Ce n’est en effet pas seulement la fusion en tant que telle qui est contestée, mais le choix du « moment » pour la mettre en œuvre : cette déstabilisation de la chaîne interviendrait en effet alors qu’ont été annoncées la prolongation d’une partie du parc nucléaire existant et la construction de six Epr 2. « Démanteler l’Irsn à ce moment-là est gravissime car nous ne serons plus capables de faire primer les enjeux de sûreté et de sécurité des populations », a alerté Sophie Binet en interpellant le président de la République dans ses responsabilités : « A-t-il envie que le programme nucléaire français se transforme en nouveau Boeing ? Après les injonctions à la productivité, comme c’est le cas à Edf où les délais sont extrêmement difficiles à tenir, les personnels seraient entravés dans leur travail d’expertise, de sûreté et de sécurité. »
Une fusion irréalisable en neuf mois
Tous les personnels, à l’Irsn comme à l’Asn, planchent déjà sur ces nouveaux chantiers et, souligne l’intersyndicale, « font face à une hausse très importante de leur charge de travail ». La perspective d’une fusion, avec toutes les réorganisations et les incertitudes qu’elle implique, ne ferait qu’aggraver la charge qui pèse aujourd’hui sur eux.
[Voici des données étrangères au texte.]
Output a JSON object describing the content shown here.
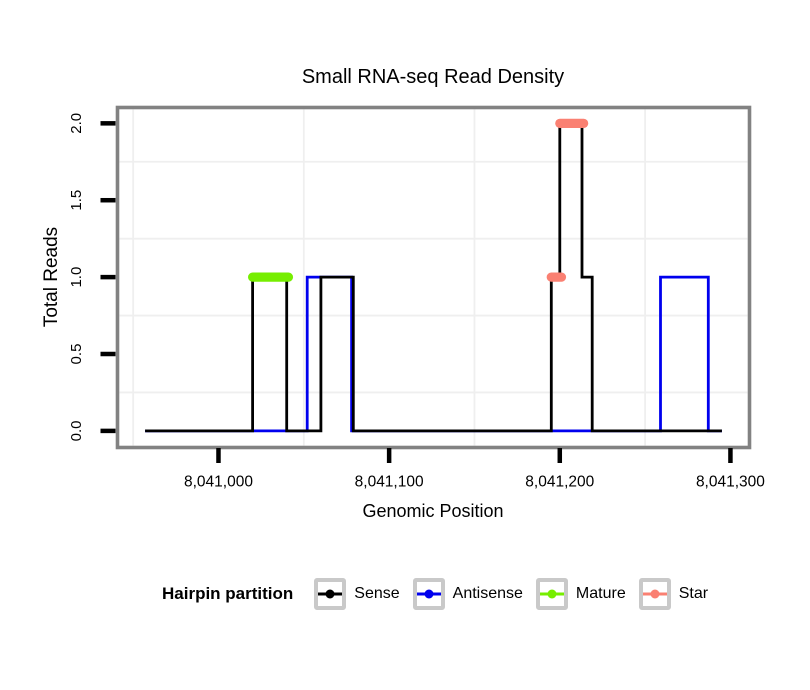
{
  "chart_data": {
    "type": "line",
    "subtype": "step-density",
    "title": "Small RNA-seq Read Density",
    "xlabel": "Genomic Position",
    "ylabel": "Total Reads",
    "xlim": [
      8040942,
      8041310
    ],
    "ylim": [
      -0.095,
      2.09
    ],
    "grid": "minor-only",
    "x_ticks": {
      "values": [
        8041000,
        8041100,
        8041200,
        8041300
      ],
      "labels": [
        "8,041,000",
        "8,041,100",
        "8,041,200",
        "8,041,300"
      ]
    },
    "y_ticks": {
      "values": [
        0,
        0.5,
        1,
        1.5,
        2
      ],
      "labels": [
        "0.0",
        "0.5",
        "1.0",
        "1.5",
        "2.0"
      ]
    },
    "minor_grid": {
      "x": [
        8040950,
        8041050,
        8041150,
        8041250
      ],
      "y": [
        0.25,
        0.75,
        1.25,
        1.75
      ]
    },
    "series": [
      {
        "name": "Antisense",
        "color": "#0000EE",
        "points": [
          [
            8040957,
            0
          ],
          [
            8041052,
            0
          ],
          [
            8041052,
            1
          ],
          [
            8041078,
            1
          ],
          [
            8041078,
            0
          ],
          [
            8041259,
            0
          ],
          [
            8041259,
            1
          ],
          [
            8041287,
            1
          ],
          [
            8041287,
            0
          ],
          [
            8041295,
            0
          ]
        ]
      },
      {
        "name": "Sense",
        "color": "#000000",
        "points": [
          [
            8040957,
            0
          ],
          [
            8041020,
            0
          ],
          [
            8041020,
            1
          ],
          [
            8041040,
            1
          ],
          [
            8041040,
            0
          ],
          [
            8041060,
            0
          ],
          [
            8041060,
            1
          ],
          [
            8041079,
            1
          ],
          [
            8041079,
            0
          ],
          [
            8041195,
            0
          ],
          [
            8041195,
            1
          ],
          [
            8041200,
            1
          ],
          [
            8041200,
            2
          ],
          [
            8041213,
            2
          ],
          [
            8041213,
            1
          ],
          [
            8041219,
            1
          ],
          [
            8041219,
            0
          ],
          [
            8041295,
            0
          ]
        ]
      }
    ],
    "segments": [
      {
        "name": "Mature",
        "color": "#76EE00",
        "y": 1,
        "x1": 8041020,
        "x2": 8041041
      },
      {
        "name": "Star",
        "color": "#FA8072",
        "y": 1,
        "x1": 8041195,
        "x2": 8041201
      },
      {
        "name": "Star",
        "color": "#FA8072",
        "y": 2,
        "x1": 8041200,
        "x2": 8041214
      }
    ],
    "legend": {
      "title": "Hairpin partition",
      "position": "bottom",
      "entries": [
        {
          "label": "Sense",
          "color": "#000000"
        },
        {
          "label": "Antisense",
          "color": "#0000EE"
        },
        {
          "label": "Mature",
          "color": "#76EE00"
        },
        {
          "label": "Star",
          "color": "#FA8072"
        }
      ]
    },
    "panel": {
      "border_color": "#828282",
      "grid_color": "#EFEFEF",
      "tick_color": "#000000",
      "background": "#FFFFFF"
    }
  }
}
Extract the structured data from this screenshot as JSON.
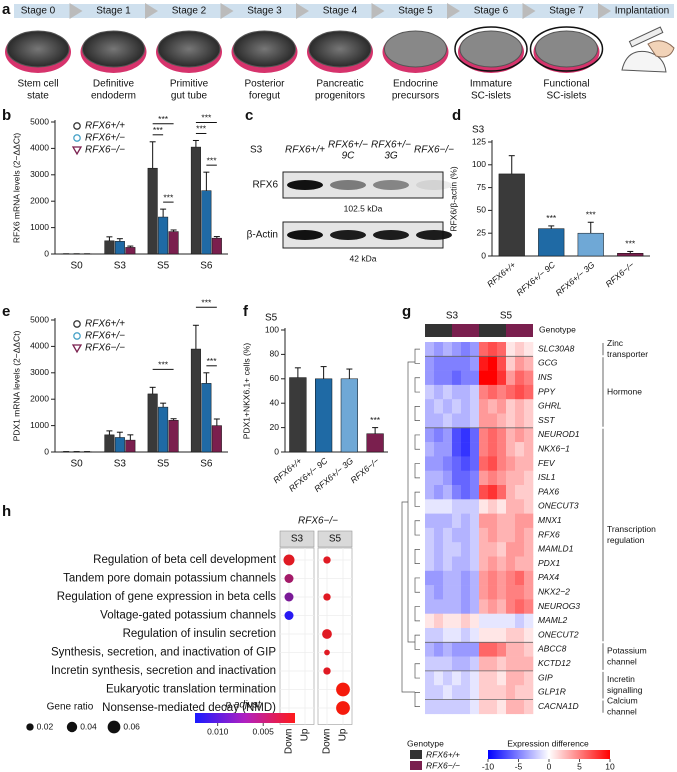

Comment imaginer, d’ailleurs, que les 1 500 salariés de droit privé de l’Irsn et les 500 fonctionnaires de l’Asn vont pouvoir travailler sereinement et efficacement dans la nouvelle structure, dès le 1er janvier 2025 ? « Parce qu’ils ont des statuts, des procédures, des systèmes d’informations différents, c’est tout simplement irréaliste, alors que cette désorganisation interviendra au moment même où le pic d’activité est attendu », explique Philippe Bourachot. Sa détermination à repousser ce projet est intacte, tout comme celle des personnels de l’Irsn, avant l’arrivée du projet de loi à l’Assemblée nationale, au printemps 2024.